Варфоломей, потягиваясь, не вставая, ответил из шалаша:
—Вот это мы поспали! Наконец-то отоспались за все рабочие деньки.
 Но рабочих деньков ой как много было впереди. Они приступили к молотьбе. И чтобы не изломать стебли ржи, которые пойдут на изготовление перевясла (крепкие пояса), для вязания кукурузных снопов, решили обмолот производить цепами.
Трифон Акимович и Варфоломей, стоя друг против друга на расстоянии удара цепов, били равномерно, ритмично, поочерёдно, по пучкам связанных колосьев, временами рукавом рубахи утирая пот со лба.  Единственной минутной передышкой был момент, когда Тимофей с Иваном забирали обмолоченные снопы, унося в пустой стог, а Иванка подкладывала следующие снопы для обмолота.
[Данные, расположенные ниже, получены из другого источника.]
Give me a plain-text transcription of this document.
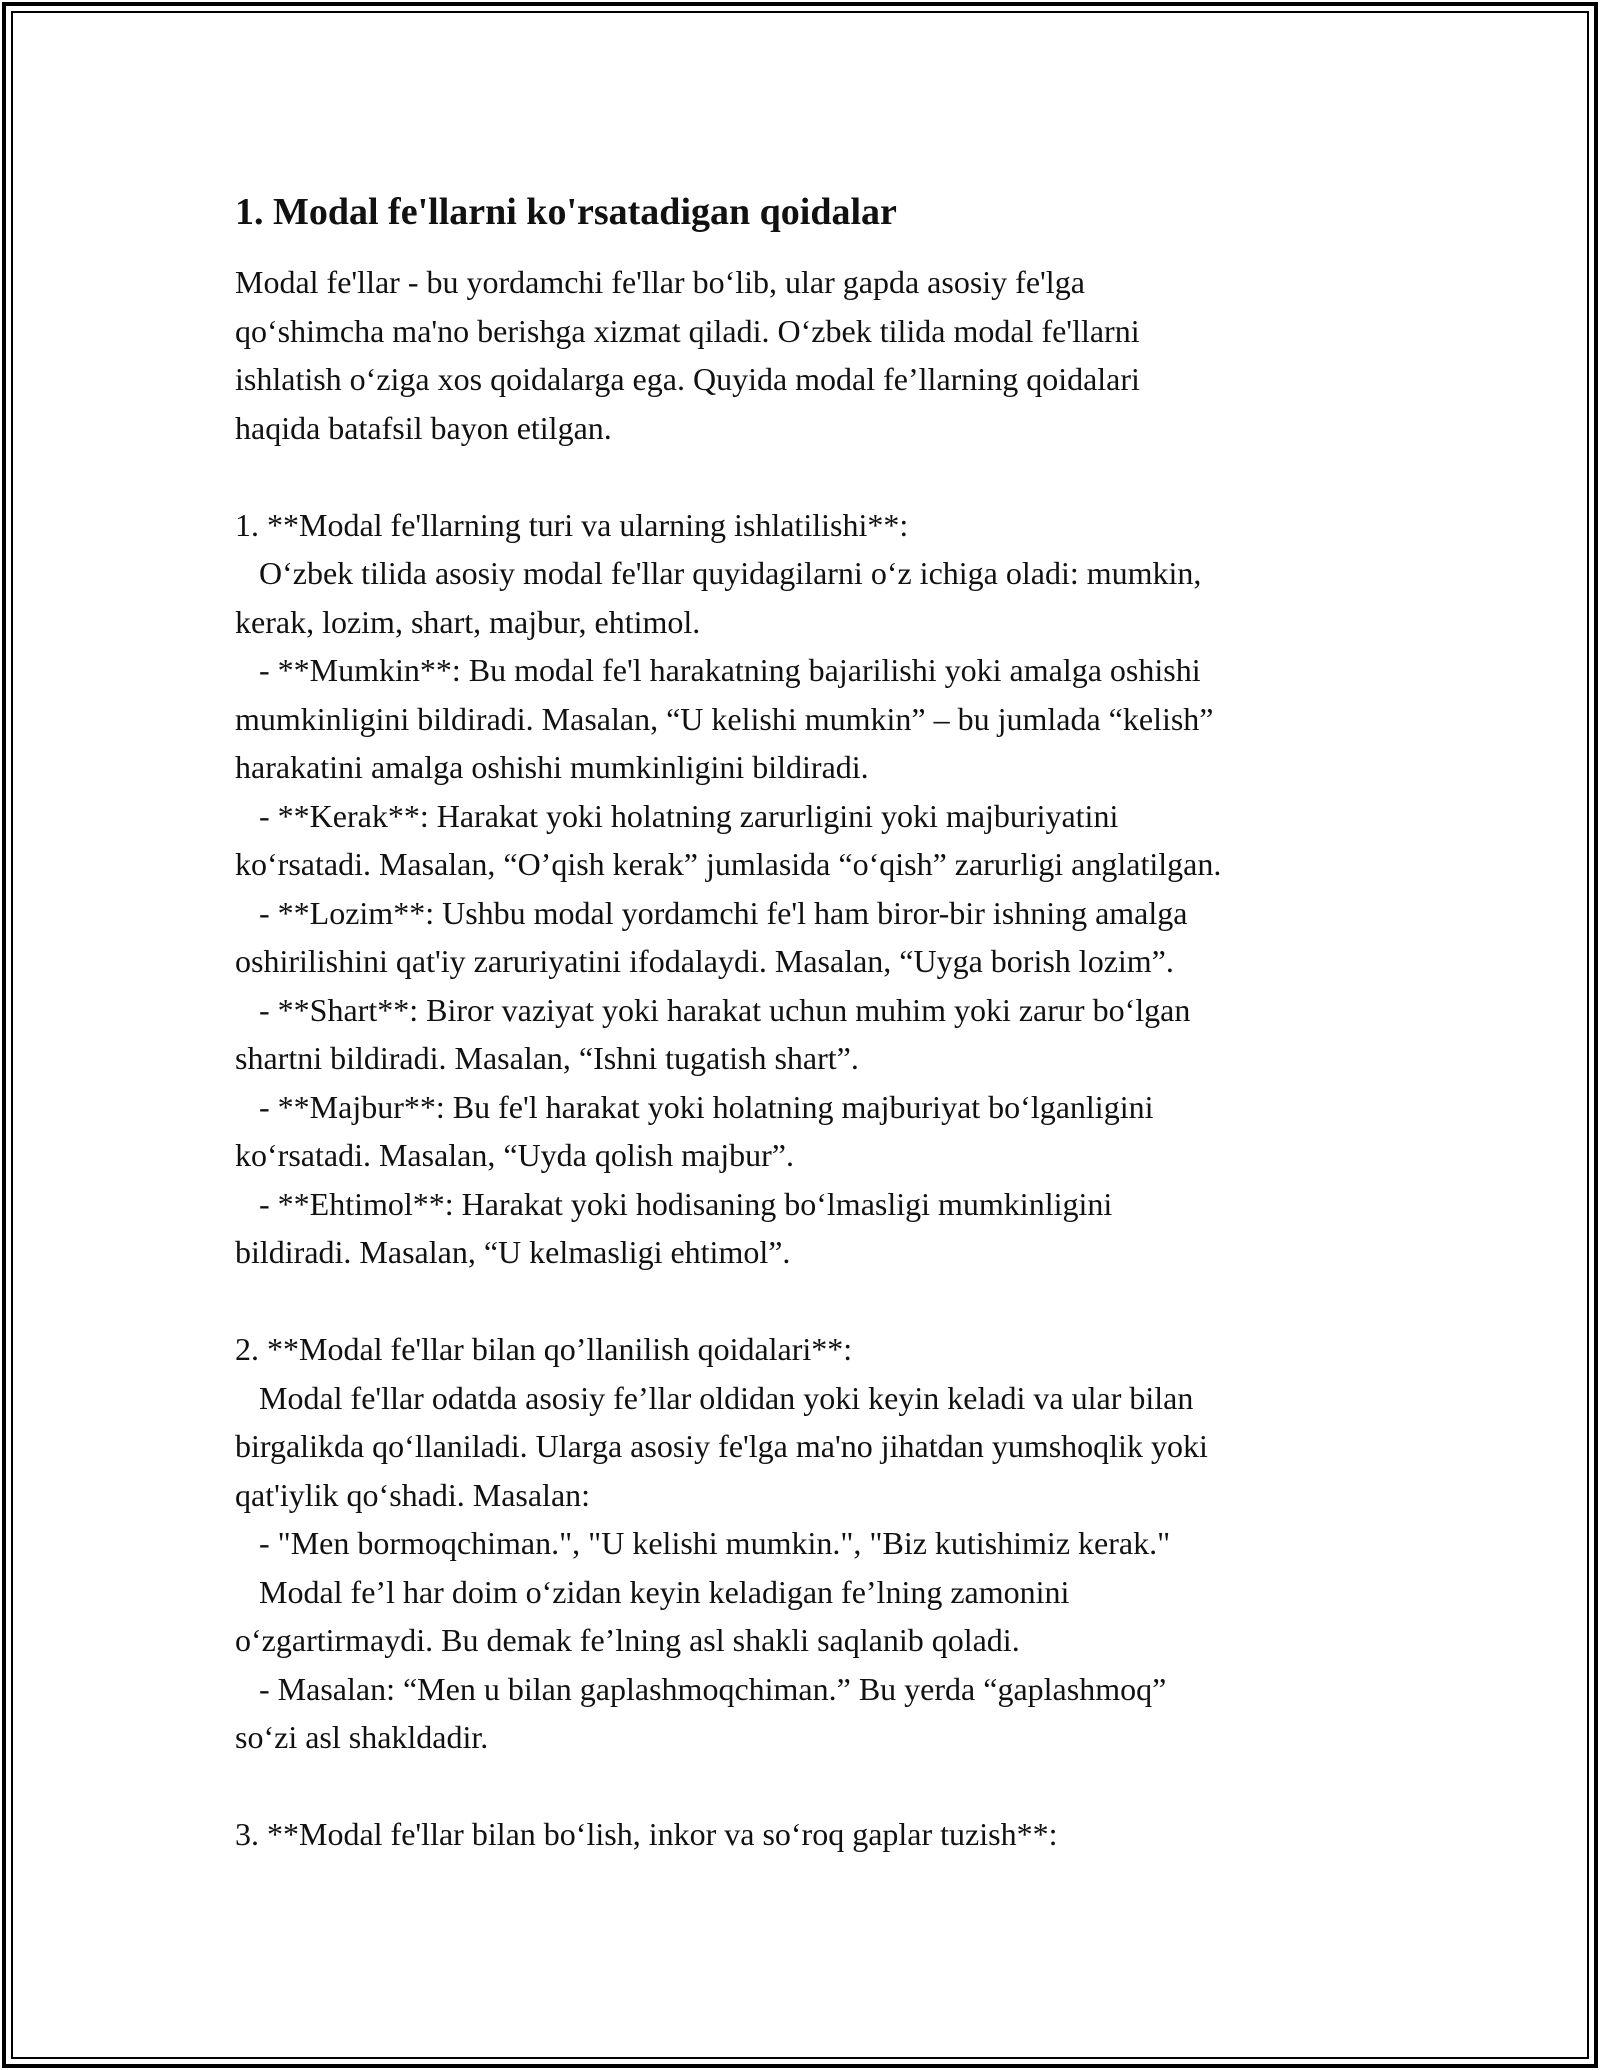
1. Modal fe'llarni ko'rsatadigan qoidalar
Modal fe'llar - bu yordamchi fe'llar bo‘lib, ular gapda asosiy fe'lga
qo‘shimcha ma'no berishga xizmat qiladi. O‘zbek tilida modal fe'llarni
ishlatish o‘ziga xos qoidalarga ega. Quyida modal fe’llarning qoidalari
haqida batafsil bayon etilgan.
1. **Modal fe'llarning turi va ularning ishlatilishi**:
O‘zbek tilida asosiy modal fe'llar quyidagilarni o‘z ichiga oladi: mumkin,
kerak, lozim, shart, majbur, ehtimol.
- **Mumkin**: Bu modal fe'l harakatning bajarilishi yoki amalga oshishi
mumkinligini bildiradi. Masalan, “U kelishi mumkin” – bu jumlada “kelish”
harakatini amalga oshishi mumkinligini bildiradi.
- **Kerak**: Harakat yoki holatning zarurligini yoki majburiyatini
ko‘rsatadi. Masalan, “O’qish kerak” jumlasida “o‘qish” zarurligi anglatilgan.
- **Lozim**: Ushbu modal yordamchi fe'l ham biror-bir ishning amalga
oshirilishini qat'iy zaruriyatini ifodalaydi. Masalan, “Uyga borish lozim”.
- **Shart**: Biror vaziyat yoki harakat uchun muhim yoki zarur bo‘lgan
shartni bildiradi. Masalan, “Ishni tugatish shart”.
- **Majbur**: Bu fe'l harakat yoki holatning majburiyat bo‘lganligini
ko‘rsatadi. Masalan, “Uyda qolish majbur”.
- **Ehtimol**: Harakat yoki hodisaning bo‘lmasligi mumkinligini
bildiradi. Masalan, “U kelmasligi ehtimol”.
2. **Modal fe'llar bilan qo’llanilish qoidalari**:
Modal fe'llar odatda asosiy fe’llar oldidan yoki keyin keladi va ular bilan
birgalikda qo‘llaniladi. Ularga asosiy fe'lga ma'no jihatdan yumshoqlik yoki
qat'iylik qo‘shadi. Masalan:
- "Men bormoqchiman.", "U kelishi mumkin.", "Biz kutishimiz kerak."
Modal fe’l har doim o‘zidan keyin keladigan fe’lning zamonini
o‘zgartirmaydi. Bu demak fe’lning asl shakli saqlanib qoladi.
- Masalan: “Men u bilan gaplashmoqchiman.” Bu yerda “gaplashmoq”
so‘zi asl shakldadir.
3. **Modal fe'llar bilan bo‘lish, inkor va so‘roq gaplar tuzish**:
Работа была до того отлажена, да иначе и нельзя. "Молоти, да на небо гляди ,торопись, да Богу молись, чтоб дожди не взялись". Дорожили каждой минутой, работали, как говорится, на износ.
 —Батя, а дай-ка, мы с Иваном попробуем, я гляжу, ты отставать стал от Варфоломея,— убирая обмолоченные снопы, обратился Тимофей к отцу.
—А сможете?— в свою очередь спросил  отец.
 —Чего же тут не смочь, бей да бей,— подхватил разговор Иван и, размышляя дальше, добавил,— за нами и Варфоломей не успеет, ведь он контуженый.
—Сам ты контуженый на всю голову! Не контуженый, а раненый,— поправил его Тимофей.
—А какая разница?— не унимался Иван.
 —Такая, что у тебя котелок не варит, -  с насмешкой ответил Тимофей.
Иван, не поняв насмешку и приняв сказанное за истину, рассмеявшись над Тимофеем, еле выговорил:
 —Ха, сказать нечего, приплёл, да у меня вообще котелка нет и варить  мне нечего, да и незачем. Последнее наивное откровение Ивана поразило всех не злорадным, простым семейным смехом. Взяв цепа, они стали молотить, но дело не ладилось. Стараясь быстрей обмолотить, они то поднимали цепа слишком высоко, то, поднимая до половины, спешили ударить, попадая по древку цепа, то ухитрялись каким-то непонятным образом перепутать саму цепь, дёргая и таща на себя орудие труда другого, сбивая ритм работы. У Варфоломея лопнуло  терпение и он, садясь около отчима на отдых и обращаясь к братьям, сказал:
 –Вы не спешите, бейте поочерёдно на счёт раз, два.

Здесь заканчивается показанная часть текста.